Il y a certes en Grèce des ombres au tableau. Face à l'afflux des immigrés, une certaine pagaille, fréquente dans toutes les administrations, a perturbé la mise en oeuvre de la première étape de la régularisation. Ce désordre a suffi à donner naissance à de multiples trafics aux dépens des immigrés. Malgré les déclarations gouvernementales, la police a continué à effectuer des reconduites à la frontière, sous prétexte que les intéressés ne remplissaient pas les conditions requises pour la régularisation. Mais la majorité écrasante des immigrés en situation irrégulière sera régularisée. Parmi eux, une majorité d'hommes célibataires.

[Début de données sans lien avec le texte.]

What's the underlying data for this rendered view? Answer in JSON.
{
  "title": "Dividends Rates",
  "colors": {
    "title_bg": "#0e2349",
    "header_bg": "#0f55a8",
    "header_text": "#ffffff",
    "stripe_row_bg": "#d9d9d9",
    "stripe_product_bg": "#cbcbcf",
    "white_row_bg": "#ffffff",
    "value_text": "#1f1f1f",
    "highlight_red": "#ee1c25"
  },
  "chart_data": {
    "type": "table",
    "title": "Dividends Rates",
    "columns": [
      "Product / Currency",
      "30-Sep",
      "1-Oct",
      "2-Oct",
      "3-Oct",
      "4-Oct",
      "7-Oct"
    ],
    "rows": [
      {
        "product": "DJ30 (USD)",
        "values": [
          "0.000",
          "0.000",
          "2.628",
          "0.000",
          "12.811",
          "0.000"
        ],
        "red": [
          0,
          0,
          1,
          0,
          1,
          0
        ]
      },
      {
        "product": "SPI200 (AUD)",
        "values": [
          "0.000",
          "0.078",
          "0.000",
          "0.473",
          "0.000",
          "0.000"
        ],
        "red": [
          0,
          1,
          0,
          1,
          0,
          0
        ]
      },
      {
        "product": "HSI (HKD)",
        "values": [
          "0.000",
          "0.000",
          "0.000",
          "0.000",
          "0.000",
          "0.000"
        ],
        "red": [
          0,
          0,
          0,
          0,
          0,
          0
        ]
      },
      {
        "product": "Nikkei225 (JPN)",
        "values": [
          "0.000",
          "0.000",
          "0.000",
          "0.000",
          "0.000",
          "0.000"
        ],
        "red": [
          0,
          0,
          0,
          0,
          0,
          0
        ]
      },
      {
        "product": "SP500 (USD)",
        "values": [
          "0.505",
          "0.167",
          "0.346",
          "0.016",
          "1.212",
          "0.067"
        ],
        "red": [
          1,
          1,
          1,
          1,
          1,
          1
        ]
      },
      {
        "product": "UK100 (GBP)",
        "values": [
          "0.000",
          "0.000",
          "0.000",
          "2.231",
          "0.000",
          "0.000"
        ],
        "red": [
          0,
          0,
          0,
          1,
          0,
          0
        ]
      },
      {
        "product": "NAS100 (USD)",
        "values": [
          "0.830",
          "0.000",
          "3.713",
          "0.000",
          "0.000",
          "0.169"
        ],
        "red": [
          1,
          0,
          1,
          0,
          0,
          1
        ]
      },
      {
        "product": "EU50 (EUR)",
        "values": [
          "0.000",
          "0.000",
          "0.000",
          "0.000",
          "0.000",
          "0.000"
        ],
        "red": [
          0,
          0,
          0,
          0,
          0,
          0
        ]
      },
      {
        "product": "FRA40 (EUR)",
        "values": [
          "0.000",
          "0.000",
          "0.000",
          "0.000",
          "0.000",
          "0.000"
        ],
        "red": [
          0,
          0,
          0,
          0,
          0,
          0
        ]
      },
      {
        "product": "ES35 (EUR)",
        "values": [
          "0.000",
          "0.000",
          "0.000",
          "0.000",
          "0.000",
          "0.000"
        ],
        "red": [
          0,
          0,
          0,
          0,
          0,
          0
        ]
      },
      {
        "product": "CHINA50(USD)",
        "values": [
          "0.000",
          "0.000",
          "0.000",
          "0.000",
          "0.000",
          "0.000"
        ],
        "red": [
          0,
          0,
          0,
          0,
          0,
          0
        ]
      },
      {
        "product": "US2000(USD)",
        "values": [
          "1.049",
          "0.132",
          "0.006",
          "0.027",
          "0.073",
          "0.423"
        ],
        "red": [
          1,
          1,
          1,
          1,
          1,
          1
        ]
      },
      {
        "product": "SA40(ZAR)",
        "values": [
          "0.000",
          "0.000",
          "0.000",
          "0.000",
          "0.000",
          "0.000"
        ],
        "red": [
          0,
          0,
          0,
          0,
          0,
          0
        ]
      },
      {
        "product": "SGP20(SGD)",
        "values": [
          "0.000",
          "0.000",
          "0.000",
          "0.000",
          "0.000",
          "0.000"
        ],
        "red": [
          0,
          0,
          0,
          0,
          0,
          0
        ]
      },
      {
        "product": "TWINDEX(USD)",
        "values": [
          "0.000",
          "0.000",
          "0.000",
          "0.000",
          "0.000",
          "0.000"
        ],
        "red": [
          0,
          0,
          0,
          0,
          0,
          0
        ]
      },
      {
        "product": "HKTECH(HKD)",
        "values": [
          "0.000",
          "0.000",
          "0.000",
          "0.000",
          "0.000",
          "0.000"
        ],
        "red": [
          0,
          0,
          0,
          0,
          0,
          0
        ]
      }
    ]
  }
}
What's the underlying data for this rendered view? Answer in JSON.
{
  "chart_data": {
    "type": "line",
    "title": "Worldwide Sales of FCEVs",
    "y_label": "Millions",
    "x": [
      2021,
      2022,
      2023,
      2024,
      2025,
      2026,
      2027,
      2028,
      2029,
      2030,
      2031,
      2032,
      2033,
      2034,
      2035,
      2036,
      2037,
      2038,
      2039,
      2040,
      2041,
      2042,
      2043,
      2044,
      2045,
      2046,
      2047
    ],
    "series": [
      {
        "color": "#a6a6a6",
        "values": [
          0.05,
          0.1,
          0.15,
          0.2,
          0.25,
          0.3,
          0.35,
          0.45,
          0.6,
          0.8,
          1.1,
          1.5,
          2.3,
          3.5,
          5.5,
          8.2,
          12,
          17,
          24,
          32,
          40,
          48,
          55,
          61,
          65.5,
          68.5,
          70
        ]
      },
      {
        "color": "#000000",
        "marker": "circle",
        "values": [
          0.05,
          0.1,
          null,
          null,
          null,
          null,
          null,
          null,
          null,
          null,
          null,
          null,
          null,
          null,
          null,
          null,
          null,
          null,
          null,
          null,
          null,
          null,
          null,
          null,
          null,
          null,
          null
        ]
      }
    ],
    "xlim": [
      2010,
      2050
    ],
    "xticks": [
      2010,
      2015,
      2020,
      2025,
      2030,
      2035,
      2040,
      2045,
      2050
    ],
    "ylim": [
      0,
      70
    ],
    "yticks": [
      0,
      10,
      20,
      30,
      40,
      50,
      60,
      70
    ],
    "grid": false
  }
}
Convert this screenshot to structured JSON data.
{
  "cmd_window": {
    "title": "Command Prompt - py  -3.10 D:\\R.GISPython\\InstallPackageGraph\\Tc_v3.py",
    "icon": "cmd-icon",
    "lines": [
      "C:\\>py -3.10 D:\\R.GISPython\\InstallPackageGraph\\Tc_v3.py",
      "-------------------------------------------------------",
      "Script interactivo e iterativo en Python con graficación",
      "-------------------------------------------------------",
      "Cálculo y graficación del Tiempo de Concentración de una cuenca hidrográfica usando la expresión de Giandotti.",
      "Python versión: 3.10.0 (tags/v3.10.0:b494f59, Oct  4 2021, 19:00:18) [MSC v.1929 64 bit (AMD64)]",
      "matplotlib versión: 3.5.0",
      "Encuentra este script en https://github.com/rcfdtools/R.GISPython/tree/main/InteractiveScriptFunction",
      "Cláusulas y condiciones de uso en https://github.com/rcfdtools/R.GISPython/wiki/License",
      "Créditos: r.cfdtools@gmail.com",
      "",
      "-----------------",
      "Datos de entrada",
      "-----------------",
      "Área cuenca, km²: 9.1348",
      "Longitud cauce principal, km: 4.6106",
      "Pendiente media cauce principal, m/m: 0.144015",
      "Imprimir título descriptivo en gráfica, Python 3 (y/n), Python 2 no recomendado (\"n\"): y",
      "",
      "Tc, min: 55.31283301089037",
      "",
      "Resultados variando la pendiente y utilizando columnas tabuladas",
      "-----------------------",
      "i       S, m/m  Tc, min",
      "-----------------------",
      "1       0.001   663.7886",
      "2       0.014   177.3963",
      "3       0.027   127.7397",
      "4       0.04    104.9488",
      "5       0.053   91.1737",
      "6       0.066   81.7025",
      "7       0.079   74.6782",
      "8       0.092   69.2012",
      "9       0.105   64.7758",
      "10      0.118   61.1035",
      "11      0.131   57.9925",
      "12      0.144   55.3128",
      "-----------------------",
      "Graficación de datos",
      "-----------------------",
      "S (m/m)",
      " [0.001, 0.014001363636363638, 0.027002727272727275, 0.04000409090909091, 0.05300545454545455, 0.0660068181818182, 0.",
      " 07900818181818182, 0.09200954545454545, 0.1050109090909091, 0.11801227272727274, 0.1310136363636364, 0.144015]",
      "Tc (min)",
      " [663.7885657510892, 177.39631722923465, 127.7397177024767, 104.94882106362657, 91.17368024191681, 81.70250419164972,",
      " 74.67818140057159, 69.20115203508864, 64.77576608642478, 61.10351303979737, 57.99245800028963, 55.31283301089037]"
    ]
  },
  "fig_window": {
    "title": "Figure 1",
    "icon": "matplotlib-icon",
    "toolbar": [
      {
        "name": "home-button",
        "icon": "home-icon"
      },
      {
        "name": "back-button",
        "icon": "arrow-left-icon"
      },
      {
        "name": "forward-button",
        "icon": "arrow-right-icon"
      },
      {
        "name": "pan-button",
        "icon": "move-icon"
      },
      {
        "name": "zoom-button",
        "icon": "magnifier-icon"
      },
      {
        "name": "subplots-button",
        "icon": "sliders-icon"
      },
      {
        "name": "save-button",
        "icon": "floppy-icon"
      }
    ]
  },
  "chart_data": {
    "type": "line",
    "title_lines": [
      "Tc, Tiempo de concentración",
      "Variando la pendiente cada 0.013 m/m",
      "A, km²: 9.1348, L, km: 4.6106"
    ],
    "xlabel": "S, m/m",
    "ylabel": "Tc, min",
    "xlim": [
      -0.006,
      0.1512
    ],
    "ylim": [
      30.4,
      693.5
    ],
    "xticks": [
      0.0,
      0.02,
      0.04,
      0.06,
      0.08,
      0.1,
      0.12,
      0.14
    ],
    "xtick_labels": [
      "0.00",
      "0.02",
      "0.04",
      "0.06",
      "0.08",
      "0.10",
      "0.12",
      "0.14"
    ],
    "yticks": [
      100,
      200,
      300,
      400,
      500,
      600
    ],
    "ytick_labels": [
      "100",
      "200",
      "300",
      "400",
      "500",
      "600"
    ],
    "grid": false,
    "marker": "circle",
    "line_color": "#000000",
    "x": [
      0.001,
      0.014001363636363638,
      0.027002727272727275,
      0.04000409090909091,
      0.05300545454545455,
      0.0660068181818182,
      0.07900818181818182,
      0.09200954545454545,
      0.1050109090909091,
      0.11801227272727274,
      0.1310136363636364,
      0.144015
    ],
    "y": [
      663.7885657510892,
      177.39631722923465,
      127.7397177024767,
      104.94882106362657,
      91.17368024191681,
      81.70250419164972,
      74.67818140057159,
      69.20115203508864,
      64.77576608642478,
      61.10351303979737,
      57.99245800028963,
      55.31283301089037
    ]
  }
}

On est bien loin de la France où la plupart des déboutés, dont beaucoup vivent ici depuis cinq, dix ans ou davantage, le sont au motif qu'ils ne sont pas mariés.

Faire un calcul électoral, par peur de devancer une opinion française influencée par la vague de xénophobie qui sévit à ses marges, relèverait d'un choix politique, profondément discutable, mais fondé sur une conception défendable de la démocratie.

A condition de le présenter comme tel, comme une concession jugée malheureusement nécessaire à la " lepénisation des esprits ". Déclarer que l'économie française ne peut absorber le dixième de la proportion de clandestins qu'un pays comme la Grèce, à l'économie combien moins puissante et aux raisons d'inquiétude combien plus nombreuses, est en train de régulariser ne pourra convaincre personne.


Gilles Manceron est historien et rédacteur en chef d'Hommes et libertés, revue de la Ligue des droits de l'homme.

Anastassia Tsoukala est chercheuse au Centre d'études sur les conflits (Paris) et à l'Institut des relations internationales de l'université Panteïon d'Athènes.